Parameters:	cprofile (bool) – use True if profiling on the CPU, False if using the CUDA profiler

hessianfree.gpu.profiling.profile_dot(cprofile=True)[source]¶

Run a profiler on the matrix multiplication kernel.

Parameters:	cprofile (bool) – use True if profiling on the CPU, False if using the CUDA profiler

Kernels¶

Note: these functions never need to be accessed directly, they will be swapped in automatically when the use_gpu=True flag is set in FFNet/RNNet.
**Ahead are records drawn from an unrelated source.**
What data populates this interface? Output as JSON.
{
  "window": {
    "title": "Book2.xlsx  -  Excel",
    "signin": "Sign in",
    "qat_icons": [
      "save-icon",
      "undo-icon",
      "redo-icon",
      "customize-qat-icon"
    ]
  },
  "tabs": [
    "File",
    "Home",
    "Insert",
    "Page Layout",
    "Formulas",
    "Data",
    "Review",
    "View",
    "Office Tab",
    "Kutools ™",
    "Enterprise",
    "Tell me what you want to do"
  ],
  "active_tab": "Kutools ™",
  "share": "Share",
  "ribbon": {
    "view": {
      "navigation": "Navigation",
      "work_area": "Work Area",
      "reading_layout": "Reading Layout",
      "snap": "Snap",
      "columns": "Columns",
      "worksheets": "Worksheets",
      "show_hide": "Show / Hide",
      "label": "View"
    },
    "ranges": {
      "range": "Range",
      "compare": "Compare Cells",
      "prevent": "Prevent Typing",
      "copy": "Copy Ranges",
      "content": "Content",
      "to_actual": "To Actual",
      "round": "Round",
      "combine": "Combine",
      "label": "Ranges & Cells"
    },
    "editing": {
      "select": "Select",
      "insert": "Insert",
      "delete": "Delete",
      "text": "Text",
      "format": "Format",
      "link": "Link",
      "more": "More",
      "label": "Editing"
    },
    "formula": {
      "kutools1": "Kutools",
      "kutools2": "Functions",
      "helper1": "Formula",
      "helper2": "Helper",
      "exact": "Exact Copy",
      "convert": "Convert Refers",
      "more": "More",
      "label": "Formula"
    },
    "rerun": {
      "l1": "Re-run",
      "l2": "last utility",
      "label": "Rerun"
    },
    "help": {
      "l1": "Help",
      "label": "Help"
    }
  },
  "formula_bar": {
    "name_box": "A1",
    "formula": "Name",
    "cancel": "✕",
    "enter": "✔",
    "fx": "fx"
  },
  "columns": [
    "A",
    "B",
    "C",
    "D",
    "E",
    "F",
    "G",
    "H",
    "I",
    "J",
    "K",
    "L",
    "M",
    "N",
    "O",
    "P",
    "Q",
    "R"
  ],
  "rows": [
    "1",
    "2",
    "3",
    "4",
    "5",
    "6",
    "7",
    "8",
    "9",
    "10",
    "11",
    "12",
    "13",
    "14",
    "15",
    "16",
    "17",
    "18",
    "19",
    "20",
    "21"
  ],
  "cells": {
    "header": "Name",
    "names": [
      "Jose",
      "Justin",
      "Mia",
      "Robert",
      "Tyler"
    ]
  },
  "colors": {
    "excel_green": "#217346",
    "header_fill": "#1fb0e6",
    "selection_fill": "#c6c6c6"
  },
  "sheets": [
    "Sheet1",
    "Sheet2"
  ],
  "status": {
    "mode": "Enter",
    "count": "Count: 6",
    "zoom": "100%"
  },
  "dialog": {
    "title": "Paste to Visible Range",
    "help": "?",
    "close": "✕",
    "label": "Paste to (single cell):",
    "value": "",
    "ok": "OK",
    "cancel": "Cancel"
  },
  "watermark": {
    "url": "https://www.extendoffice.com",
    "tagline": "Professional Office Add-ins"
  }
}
hessianfree.gpu.kernel_wrappers.debug_wrapper(cpu_func, debug=False)[source]¶: Decorator used to specify an equivalent CPU function that can be used to verify the output of a GPU function (for debugging).

hessianfree.gpu.kernel_wrappers.cublas_dot(a, b, out=None, transpose_a=False, transpose_b=False, increment=False, stream=None)[source]¶: Matrix multiplication using CUBLAS.

hessianfree.gpu.kernel_wrappers.J_dot(J, v, out=None, transpose_J=False, increment=False, stream=None)[source]¶: Equivalent to J_dot(), on the GPU.

hessianfree.gpu.kernel_wrappers.sum_cols(a, out=None, increment=False, stream=None)[source]¶: Sum a along columns.

hessianfree.gpu.kernel_wrappers.iadd(a, b, stream=None)[source]¶: In-place addition of a and b, broadcasting b along columns.

hessianfree.gpu.kernel_wrappers.multiply(a, b, out=None, increment=False, stream=None)[source]¶: Element-wise product of a and b.

hessianfree.gpu.kernel_wrappers.shared_dot(a, b, out=None, transpose_a=False, transpose_b=False, increment=False, stream=None)[source]¶: Matrix multiplication that doesn’t rely on CUBLAS (could be swapped in if scikit-cuda were not available for some reason).